Can My Dog Learn to Greet Visitors Politely?

By Laura Sutherland
May 8, 2023


My favorite trainer says the best place to start is with good basic obedience training.

Once your pup has mastered the basic “sit” cue, everything else becomes an offshoot of that simple behavior.

The problem most of us have with our furry friend is really a problem in ourselves: Inconsistency.

We don’t always demand the same behavior when someone enters our home. Typically, we roll our eyes and apologize to our visitor when our pup jumps up or greets with a wet smooch. If a new person visits, we may try restraining the dog. This is called “intermittent reinforcement.”

Here are the three most advantageous ways to train your pup to be cool, calm, and collected while greeting politely:

1. Perfect the “sit” cue.

As I said above, all training extends from the “sit” cue. You MUST make sure this cue is rock-solid by training and reinforcing with treats so your pup sits immediately on cue and stays until rewarded — every time.

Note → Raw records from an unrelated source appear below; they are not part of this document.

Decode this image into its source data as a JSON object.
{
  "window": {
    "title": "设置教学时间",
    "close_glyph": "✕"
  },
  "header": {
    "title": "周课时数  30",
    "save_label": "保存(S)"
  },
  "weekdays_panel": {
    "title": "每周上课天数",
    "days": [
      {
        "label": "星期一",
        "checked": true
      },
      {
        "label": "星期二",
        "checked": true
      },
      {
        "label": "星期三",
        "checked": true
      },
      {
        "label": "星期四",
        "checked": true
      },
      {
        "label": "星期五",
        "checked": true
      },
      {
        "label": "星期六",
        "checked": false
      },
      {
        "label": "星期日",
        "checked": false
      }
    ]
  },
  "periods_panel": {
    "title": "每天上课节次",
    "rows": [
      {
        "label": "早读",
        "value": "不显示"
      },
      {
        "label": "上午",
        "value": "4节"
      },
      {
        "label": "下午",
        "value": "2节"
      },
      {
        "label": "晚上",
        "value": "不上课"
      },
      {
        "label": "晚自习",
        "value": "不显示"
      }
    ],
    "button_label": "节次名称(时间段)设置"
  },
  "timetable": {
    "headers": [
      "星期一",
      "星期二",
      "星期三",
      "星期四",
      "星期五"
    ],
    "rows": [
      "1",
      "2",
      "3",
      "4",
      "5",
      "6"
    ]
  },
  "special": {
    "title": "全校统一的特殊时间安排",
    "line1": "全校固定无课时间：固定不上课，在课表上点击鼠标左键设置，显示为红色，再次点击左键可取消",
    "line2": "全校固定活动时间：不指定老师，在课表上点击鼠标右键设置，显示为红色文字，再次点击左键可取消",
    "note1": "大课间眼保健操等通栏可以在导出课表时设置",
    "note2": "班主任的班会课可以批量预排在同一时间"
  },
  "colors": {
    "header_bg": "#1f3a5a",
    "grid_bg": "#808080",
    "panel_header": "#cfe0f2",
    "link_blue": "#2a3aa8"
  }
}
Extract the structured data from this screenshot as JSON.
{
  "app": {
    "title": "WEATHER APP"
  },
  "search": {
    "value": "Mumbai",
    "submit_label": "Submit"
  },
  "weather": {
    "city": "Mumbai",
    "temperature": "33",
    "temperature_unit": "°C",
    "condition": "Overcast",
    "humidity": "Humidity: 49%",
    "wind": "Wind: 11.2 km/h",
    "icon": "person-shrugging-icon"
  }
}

2. Manage your dog’s behavior before guests enter.

Ask your visitors not to encourage jumping or other exciting behaviors. Putting a baby gate or another barrier between the front door and the area where your dog stays is also a good idea: He can’t get to the guest right away. This method allows Rascal to settle down before greeting your visitor.

Once the pup settles down, enable the guest to toss a treat you conveniently keep by the front door. The guest should throw the treat after Rascal has performed the “sit” cue, and it should be thrown just behind him, which makes retrieval more fun and distracts him just enough to change the greeting behavior pattern. If he is still excited once the guest is in the room with him, ask him to sit again until he settles down again — and only then can he greet your now-seated guest.

Your dog will soon realize good things happen whenever he complies.

You might also consider putting the leash on when you know a guest is due. That helps control the dog’s immediate environment and may assist in getting him to sit quickly on command. You might also invite guests to remove all attention toward Rascal until he has executed the sit and a reward is given.

3. Practice polite greetings with just you and your dog.

Tether your dog to a solid, heavy object, and repeatedly approach him. When he gets it right, feed him a treat as a reward. This will take several practice sessions, but it’s worth it.

Have everyone in the family practice with him, too. Once Rascal perfects this training, untether and repeat the process. If he starts to jump up, say “Oops!” in a cheerful tone, turn your back and walk a little bit away from him. Repeat until he gets it!

Practice this tethering technique with friends or anyone who would like to greet your dog. To do it this way, leash Rascal and hold it firmly, not allowing him to stretch your arm toward the greeter.

As your friend approaches, tell her not to interact with or give the dog a treat until he sits and shows a calm demeanor.

So there you have it. Simple, right?

It’s a matter of consistency and compliance from all who enter the home. But isn’t having Rascal greet everyone nicely instead of rambunctiously worth it?

I’m betting it is for most of the people who visit!